Oosthoek's Uitgevers Mij. N.V (1916-1925)

Gepubliceerd op 24-01-2019

Gilde

betekenis & definitie

Gilde - naam van vereenigingen van kooplieden en menschen, die ’t zelfde ambacht of beroep uitoefenden, in den regel woonden de leden van een g. in een bepaalde buurt of wijk van de stad (vgl. straatnamen als Bakkerstraat, enz.) en hadden zij in de kerk een afzonderlijk altaar. Aan ’t hoofd van het g. stonden de dekens, die vaak door de sted. besturen werden benoemd en geraadpleegd werden bij ’t vaststellen van de gildekeuze.
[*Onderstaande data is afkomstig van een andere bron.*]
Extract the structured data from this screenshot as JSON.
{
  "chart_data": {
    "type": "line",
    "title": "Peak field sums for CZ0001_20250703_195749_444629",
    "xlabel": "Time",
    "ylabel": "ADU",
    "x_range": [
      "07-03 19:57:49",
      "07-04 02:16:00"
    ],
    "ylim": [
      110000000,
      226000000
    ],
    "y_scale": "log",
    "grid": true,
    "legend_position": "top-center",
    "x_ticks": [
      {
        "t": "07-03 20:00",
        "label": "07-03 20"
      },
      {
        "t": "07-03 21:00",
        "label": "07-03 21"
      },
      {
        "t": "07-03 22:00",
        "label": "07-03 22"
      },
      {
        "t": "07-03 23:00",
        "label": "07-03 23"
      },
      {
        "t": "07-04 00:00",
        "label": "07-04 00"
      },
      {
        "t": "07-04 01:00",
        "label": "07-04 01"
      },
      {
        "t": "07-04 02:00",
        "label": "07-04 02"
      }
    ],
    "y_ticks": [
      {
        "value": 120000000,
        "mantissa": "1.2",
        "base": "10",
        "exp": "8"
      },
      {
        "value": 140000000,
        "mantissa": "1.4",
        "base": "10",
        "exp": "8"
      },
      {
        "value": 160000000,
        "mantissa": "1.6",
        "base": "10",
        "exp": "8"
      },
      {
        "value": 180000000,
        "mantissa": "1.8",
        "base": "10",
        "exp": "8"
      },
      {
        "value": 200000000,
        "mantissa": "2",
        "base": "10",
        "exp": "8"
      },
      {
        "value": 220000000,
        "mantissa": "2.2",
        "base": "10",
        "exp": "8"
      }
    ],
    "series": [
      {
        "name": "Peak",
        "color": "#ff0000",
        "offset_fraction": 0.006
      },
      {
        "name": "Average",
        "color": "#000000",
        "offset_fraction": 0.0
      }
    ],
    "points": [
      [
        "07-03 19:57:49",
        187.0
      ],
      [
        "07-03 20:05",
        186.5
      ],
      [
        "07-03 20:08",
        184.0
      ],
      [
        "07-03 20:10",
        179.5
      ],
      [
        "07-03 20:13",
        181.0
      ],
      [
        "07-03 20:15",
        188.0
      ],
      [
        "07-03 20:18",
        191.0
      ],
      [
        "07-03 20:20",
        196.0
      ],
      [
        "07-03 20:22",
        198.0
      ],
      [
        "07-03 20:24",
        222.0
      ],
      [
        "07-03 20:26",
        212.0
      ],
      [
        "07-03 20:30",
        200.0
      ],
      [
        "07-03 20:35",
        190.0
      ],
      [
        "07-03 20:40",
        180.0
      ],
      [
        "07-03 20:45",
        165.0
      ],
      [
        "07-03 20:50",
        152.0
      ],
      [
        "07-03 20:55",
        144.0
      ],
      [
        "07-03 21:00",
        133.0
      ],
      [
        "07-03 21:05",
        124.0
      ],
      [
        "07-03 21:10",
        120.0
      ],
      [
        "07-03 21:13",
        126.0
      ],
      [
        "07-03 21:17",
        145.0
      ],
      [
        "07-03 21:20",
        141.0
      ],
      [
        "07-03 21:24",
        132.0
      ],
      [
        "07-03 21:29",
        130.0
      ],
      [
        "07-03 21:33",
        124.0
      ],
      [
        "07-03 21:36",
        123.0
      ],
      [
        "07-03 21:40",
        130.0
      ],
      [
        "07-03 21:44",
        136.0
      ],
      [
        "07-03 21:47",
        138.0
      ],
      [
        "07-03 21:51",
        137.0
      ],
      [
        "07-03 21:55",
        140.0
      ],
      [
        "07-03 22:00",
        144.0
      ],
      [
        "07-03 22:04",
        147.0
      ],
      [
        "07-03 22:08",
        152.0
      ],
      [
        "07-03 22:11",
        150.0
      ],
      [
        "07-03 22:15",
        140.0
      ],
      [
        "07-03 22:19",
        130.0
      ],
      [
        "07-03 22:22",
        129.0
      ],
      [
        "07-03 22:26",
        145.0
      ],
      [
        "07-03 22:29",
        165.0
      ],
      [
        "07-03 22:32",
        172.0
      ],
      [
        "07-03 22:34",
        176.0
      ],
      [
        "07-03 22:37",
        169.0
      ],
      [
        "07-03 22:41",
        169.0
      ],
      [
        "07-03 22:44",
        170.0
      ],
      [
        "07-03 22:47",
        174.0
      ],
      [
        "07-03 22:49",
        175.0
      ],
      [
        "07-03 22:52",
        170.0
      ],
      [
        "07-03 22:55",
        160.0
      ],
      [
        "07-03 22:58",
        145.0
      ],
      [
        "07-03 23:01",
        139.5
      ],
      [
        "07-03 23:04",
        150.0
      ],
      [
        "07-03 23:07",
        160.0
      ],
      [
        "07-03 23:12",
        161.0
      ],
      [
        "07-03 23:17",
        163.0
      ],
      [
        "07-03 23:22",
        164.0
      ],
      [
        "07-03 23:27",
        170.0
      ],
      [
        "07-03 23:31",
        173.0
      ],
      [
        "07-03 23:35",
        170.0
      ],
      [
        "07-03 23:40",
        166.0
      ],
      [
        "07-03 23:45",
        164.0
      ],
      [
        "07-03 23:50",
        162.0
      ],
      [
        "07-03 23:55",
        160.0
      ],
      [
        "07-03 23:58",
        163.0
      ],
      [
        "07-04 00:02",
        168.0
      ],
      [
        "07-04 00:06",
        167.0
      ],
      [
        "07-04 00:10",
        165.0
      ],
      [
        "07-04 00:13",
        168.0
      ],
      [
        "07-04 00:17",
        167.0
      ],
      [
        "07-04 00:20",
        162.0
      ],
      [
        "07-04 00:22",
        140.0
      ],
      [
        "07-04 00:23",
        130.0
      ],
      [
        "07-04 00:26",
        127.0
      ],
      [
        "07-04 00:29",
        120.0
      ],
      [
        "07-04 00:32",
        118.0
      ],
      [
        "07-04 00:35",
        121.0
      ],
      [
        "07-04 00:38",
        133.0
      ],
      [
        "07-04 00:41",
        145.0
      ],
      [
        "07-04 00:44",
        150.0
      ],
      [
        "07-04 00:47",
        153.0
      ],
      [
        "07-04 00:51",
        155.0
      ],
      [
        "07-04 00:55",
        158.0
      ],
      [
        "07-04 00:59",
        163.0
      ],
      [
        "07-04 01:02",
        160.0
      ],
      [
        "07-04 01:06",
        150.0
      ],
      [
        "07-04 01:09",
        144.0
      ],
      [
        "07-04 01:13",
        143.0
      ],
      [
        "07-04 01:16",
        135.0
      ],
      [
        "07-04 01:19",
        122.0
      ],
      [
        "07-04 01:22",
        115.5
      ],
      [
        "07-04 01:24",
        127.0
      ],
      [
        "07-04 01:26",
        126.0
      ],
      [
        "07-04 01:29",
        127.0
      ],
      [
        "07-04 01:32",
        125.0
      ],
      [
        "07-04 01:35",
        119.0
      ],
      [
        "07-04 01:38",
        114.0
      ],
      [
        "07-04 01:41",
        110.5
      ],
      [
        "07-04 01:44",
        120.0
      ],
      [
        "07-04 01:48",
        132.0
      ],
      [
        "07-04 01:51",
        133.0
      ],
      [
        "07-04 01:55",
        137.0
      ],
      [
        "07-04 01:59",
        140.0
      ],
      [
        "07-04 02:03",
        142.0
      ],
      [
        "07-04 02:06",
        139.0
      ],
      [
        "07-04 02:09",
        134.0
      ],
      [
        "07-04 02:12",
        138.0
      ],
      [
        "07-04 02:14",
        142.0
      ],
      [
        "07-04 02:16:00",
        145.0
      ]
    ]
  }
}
De g. komen reeds vrij vroeg voor in de geschiedenis en hebben herhaaldelijk getracht invloed uit te oefenen op ’t bestuur der steden waarin zij hier en daar ook geslaagd zijn. In de Noord-Ned. verloren zij allen invloed tijdens den 80-j. oorlog.

Pogingen, gedaan in 1703 om weer invloed uit te oefenen, mislukten (zie PLOOIERIJ). Nadat door min. Gogel in 1807 ’t uitoefenen van ’t bedrijf vrij was verklaard, verloren alle g., die in den loop der tijden ’t monopolie van een bedrijf of beroep hadden weten te verwerven, alle beteekenis en ver dwenen zij. De betiteling „meester”, die gegeven werd aan een of ander ambachtsman, herinnert nog aan den tijd, dat „meesters” leden van het g. waren (zie MEESTER, GEZEL). Aan de g. herinneren nog vele gildehuizen (o.a. in Brussel), voorwerpen, die op de gildevergaderingen werden gebruikt. (Zie HANSE, STAD, MIDDELEEUWSCHE PARTIJEN).